What this means is that Arsement was off doing political advocacy while his special needs students were left with a substitute (who also had to be paid) and taxpayers foot the bill. I would venture to guess that most people would find that unacceptable, especially the parents of his students.

Missing absences?

If that’s not bad enough, I’ve also identified at least one day – and possibly two days – where his attendance record says he was working, but he was actually in Baton Rouge.

Several sources have confirmed that Arsement was at the Capitol during school hours on May 2nd. Nevertheless, his attendance record does not mark him absent on that date. Why that absence is missing is unclear, but since teachers verify their timesheets, the error should have been corrected.

The second day in question is May 8th when, by his own admission, he proudly delivered a petition calling for the removal of John White to the office of Senate President John Alario. Although he does not indicate when he made that delivery, one assumes he didn’t hop in his car immediately when school ended at 3:10pm to drive two hours to Baton Rouge to drop it off. In any case, Arsement is not marked absent on May 8th, either.
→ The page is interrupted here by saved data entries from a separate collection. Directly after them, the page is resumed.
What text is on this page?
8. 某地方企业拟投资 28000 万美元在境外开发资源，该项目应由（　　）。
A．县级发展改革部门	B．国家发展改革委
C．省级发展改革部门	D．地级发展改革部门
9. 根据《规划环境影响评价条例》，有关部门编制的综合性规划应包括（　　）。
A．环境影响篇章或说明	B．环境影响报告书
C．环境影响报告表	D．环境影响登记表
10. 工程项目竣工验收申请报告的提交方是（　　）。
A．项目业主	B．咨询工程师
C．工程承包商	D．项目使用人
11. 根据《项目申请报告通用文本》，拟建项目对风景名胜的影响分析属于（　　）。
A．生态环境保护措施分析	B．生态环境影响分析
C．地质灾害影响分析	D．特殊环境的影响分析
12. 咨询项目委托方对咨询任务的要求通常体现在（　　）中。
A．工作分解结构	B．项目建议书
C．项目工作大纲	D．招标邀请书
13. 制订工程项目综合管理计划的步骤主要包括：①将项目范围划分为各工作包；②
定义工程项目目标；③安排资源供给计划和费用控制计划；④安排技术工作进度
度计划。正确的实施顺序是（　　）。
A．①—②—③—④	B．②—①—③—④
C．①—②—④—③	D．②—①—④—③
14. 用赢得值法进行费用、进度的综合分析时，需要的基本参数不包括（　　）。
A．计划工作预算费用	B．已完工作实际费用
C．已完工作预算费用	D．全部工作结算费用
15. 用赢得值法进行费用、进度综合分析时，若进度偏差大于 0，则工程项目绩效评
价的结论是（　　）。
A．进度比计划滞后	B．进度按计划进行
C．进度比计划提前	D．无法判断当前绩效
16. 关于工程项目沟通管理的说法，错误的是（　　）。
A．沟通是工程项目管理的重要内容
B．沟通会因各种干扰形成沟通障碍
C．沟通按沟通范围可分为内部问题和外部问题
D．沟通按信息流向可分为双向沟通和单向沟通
Exactly why reform is needed

When Arsement claims education reform supporters “demonize” teachers, what he means is that they actually expect teachers to do the work they’re paid to do. While this may seem draconian to someone who can apparently skip entire days of work and get away with it, this is not a radical concept to most of us. When taxpayers hand over their hard-earned money to pay for public education, they expect teachers to teach. When parents send their children off to school, they expect their kids will actually spend the day learning. When Arsement instead takes a bunch of sick days to lobby lawmakers for lower standards and less accountability, he’s breaking that social contract and possibly the law. Worst of all, he’s doing a tremendous disservice to the young people in his classroom – kids who need the most help.

In his effort to rollback Louisiana’s education reform policies, Arsement has inadvertently provided a real-life illustration of why they are so desperately needed. For that at least, I thank him.